THE CURE, Teenage Cancer Trust at the Albert Hall – Evening Standard, 31 March 2014

Even at £100 for a ticket, no Cure fan could have felt short-changed by the band’s heroic three-and-a-half hour set for Teenage Cancer Trust this weekend. I needed a sports massage and a recovery shake after 45 songs by Robert Smith and his current cohorts.

Lipstick-slathered with hedge-backwards hair as ever, Smith continues to look like the world’s most disappointing strippagram, yet in other respects the caricatured view of his band is false. The stately gloom of the opener, Plainsong, may be what they do best but here there was plenty of room for highs as well as lows.

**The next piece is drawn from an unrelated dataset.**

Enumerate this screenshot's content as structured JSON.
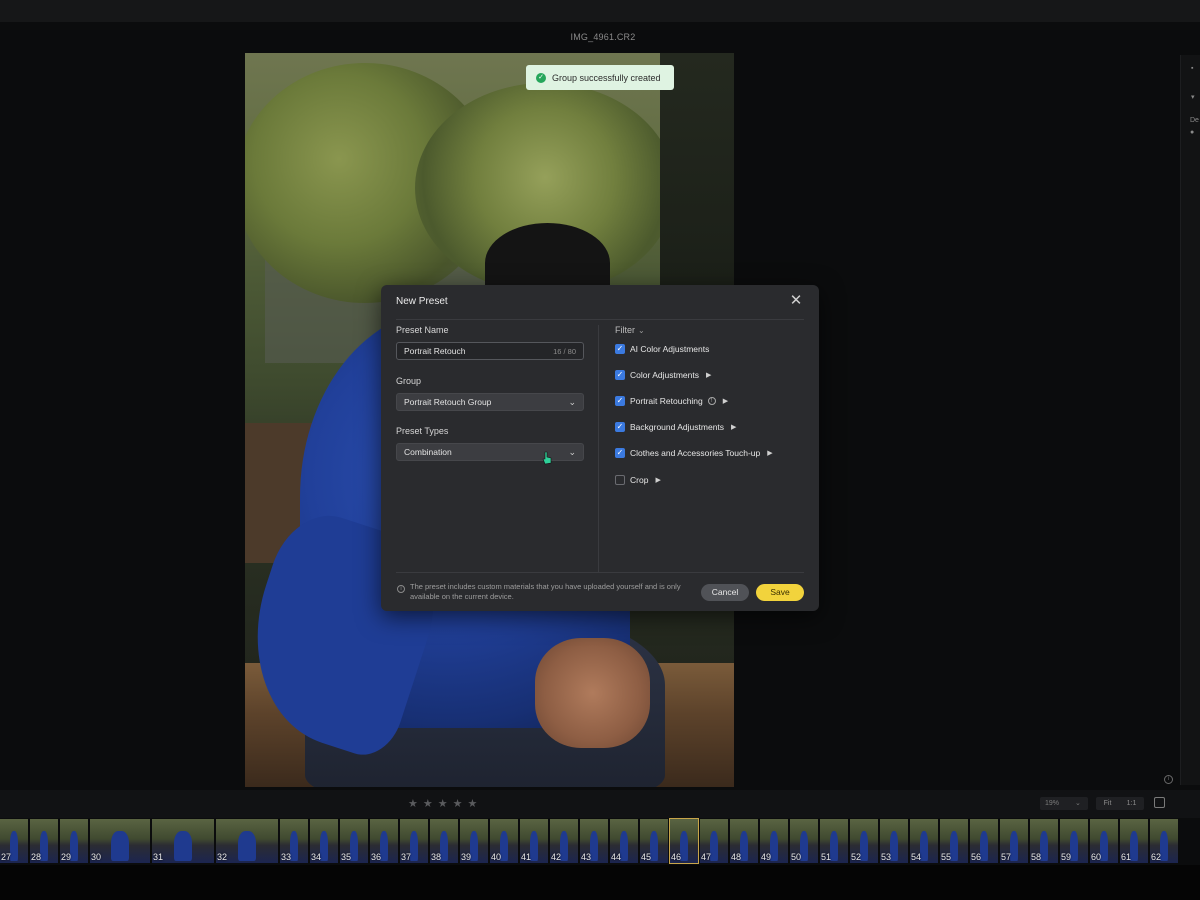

The arrival of the first hit, Inbetween Days, seven songs in produced a palpable uplift in the audience. A finer, more inventive pure pop song than Close to Me would be hard to find. On Mint Car, the black-clad singer could be heard claiming, improbably, “I’m so fizzy I could burst!”

He announced that this would be “a slow-burning set list” because it wasn’t a festival, ergo there was no need to race to the classics for casual bystanders.

However, even the superfans (who were hard to spot — disappointingly, unlike Morrissey and Paul Weller worshippers, no one still sports the hairdo in middle age) must have found their attention wandering during long troughs of lesser album tracks.

This was not an indulgent set in the usual sense — there were no meandering guitar solos, no prolonged call-and-response routines with the crowd — just song after song after song until it felt like their two nights at the Royal Albert Hall was actually going to be a single monster show.

A pummelling Killing an Arab formed a mighty, curfew-busting conclusion but there is a good reason why most gigs draw the curtain at around two hours — and it isn’t just lack of material. Excess can be a numbing thing.